Publication Date

2013

Publication Title

Duke Law Journal Online

Abstract

Commentators have long debated how to think about the relationship between law and presidential power during emergencies. Three distinct positions have emerged in that debate. First is the strict approach: that the president is subject to the normal constitutional and statutory laws even during emergencies. Second is the accommodation approach: that constitutional and statutory law should be interpreted to allow for more expansive presidential power during time of emergency. Third is the extralegal approach: that exercises of emergency authority should be understood as operating outside the law, potentially with some sort of after-the-fact evaluation of whether the exercise was functionally or morally justified1.
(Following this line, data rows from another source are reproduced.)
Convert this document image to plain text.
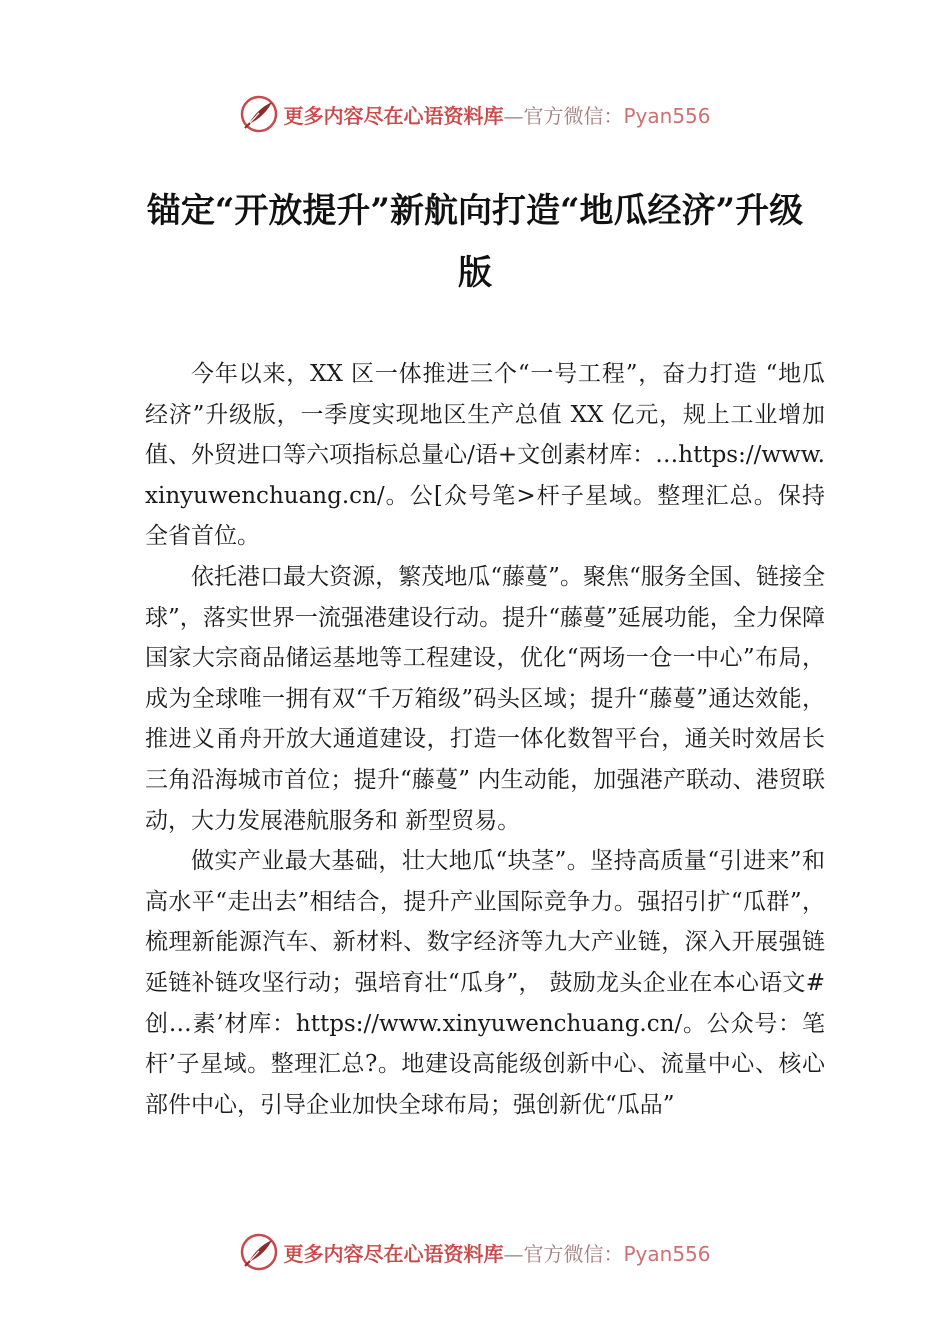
更多内容尽在心语资料库—官方微信：Pyan556
锚定“开放提升”新航向打造“地瓜经济”升级版

今年以来，XX 区一体推进三个“一号工程”，奋力打造 “地瓜经济”升级版，一季度实现地区生产总值 XX 亿元，规上工业增加值、外贸进口等六项指标总量心/语+文创素材库：…https://www.xinyuwenchuang.cn/。公[众号笔>杆子星域。整理汇总。保持全省首位。

依托港口最大资源，繁茂地瓜“藤蔓”。聚焦“服务全国、链接全球”，落实世界一流强港建设行动。提升“藤蔓”延展功能，全力保障国家大宗商品储运基地等工程建设，优化“两场一仓一中心”布局，成为全球唯一拥有双“千万箱级”码头区域；提升“藤蔓”通达效能，推进义甬舟开放大通道建设，打造一体化数智平台，通关时效居长三角沿海城市首位；提升“藤蔓” 内生动能，加强港产联动、港贸联动，大力发展港航服务和 新型贸易。

做实产业最大基础，壮大地瓜“块茎”。坚持高质量“引进来”和高水平“走出去”相结合，提升产业国际竞争力。强招引扩“瓜群”，梳理新能源汽车、新材料、数字经济等九大产业链，深入开展强链延链补链攻坚行动；强培育壮“瓜身”， 鼓励龙头企业在本心语文#创…素’材库：https://www.xinyuwenchuang.cn/。公众号：笔杆’子星域。整理汇总?。地建设高能级创新中心、流量中心、核心部件中心，引导企业加快全球布局；强创新优“瓜品”

更多内容尽在心语资料库—官方微信：Pyan556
Each of these approaches has potential drawbacks. The strict approach’s denial that the interpretation of constitutional and statutory authority changes during times of emergency seems naïve and threatens to make the law either too restrictive or too disconnected from actual practice. The accommodation approach, by allowing governmental authority to expand during time of perceived emergency, may allow the government to opportunistically ratchet up its power and may create precedent that could distort the law during more normal times. The extralegal approach, by placing exercises of emergency authority outside the law, may leave these actions unregulated and undermine the rule of law, and it may be unrealistic if it depends on an acknowledgment by public officials of illegality.

In his thoughtful essay, Richard Fallon has added to this debate by suggesting an approach that attempts to keep emergency power within the domain of law while reducing the danger that exercises of this power will corrupt the rest of the law.2Analogizing from “threshold deontology” in moral theory, Fallon suggests a distinction between the rules of constitutional and statutory interpretation that apply during normal times and those that apply during emergencies. Citing Justice Holmes’s observation that “[g]reat cases . . . make bad law,” 3 Fallon’s chief concern is the “problem of normalization: powers created for emergencies spill over their originally intended banks and become the norm.”4 His approach, he suggests, addresses this concern while retaining the rule of law. It also “fits our historical and contemporary practices for gauging the scope of executive authority.”5

At first glance, Fallon’s approach may seem to be a restatement of the accommodation approach. After all, his claim that “[w]hen consequence-based imperatives possess sufficient urgency, it is right to conclude, as a matter of law, that the president can do some things that would be flatly illegal or unconstitutional under the ordinarily applicable rules,” 6 is precisely the claim made by accommodationists. But Fallon’s position is potentially distinguishable in two respects. First, Fallon hypothesizes a two-tiered model that involves both normal law, akin to what is envisioned by the strict approach, as well as a category of emergency law, with the latter limited to “highly exigent cases.”7 Second, Fallon suggests that presidential actions that can be legally justified only in the emergency category “should be regarded as lesser legal evils that are regrettably in breach of,” and not wholly reconcilable with, “ordinary legal and constitutional ideals that emergency does not eradicate.”8 By having the emergency category conceptualized as narrow and as tainted, the hope is that it will be sufficiently cabined to avoid corrupting the rest of the law.

Fallon’s analogy to threshold deontology is useful in highlighting some of the dilemmas that emergency power can pose for the law. Nevertheless, I have doubts about the need for, or usefulness of, two-tiered legality. As an initial matter, it is not clear that the idea of a regrettable lesser evil has broad relevance to real-world issues of statutory and constitutional law relating to presidential power. In addition, I question whether Fallon’s central concern—that the accommodation approach will lead to the creation of precedent that will corrupt the rest of the law—is borne out by practice. Nevertheless, I understand Fallon’s anxiety about the danger that the executive branch might extend its authority by tendentiously relying on past practices. This anxiety, I would suggest, relates to the general role of historical practice in informing presidential authority rather than anything specific to the emergency power context, and I therefore question whether a two-tiered legality approach would do much to address it.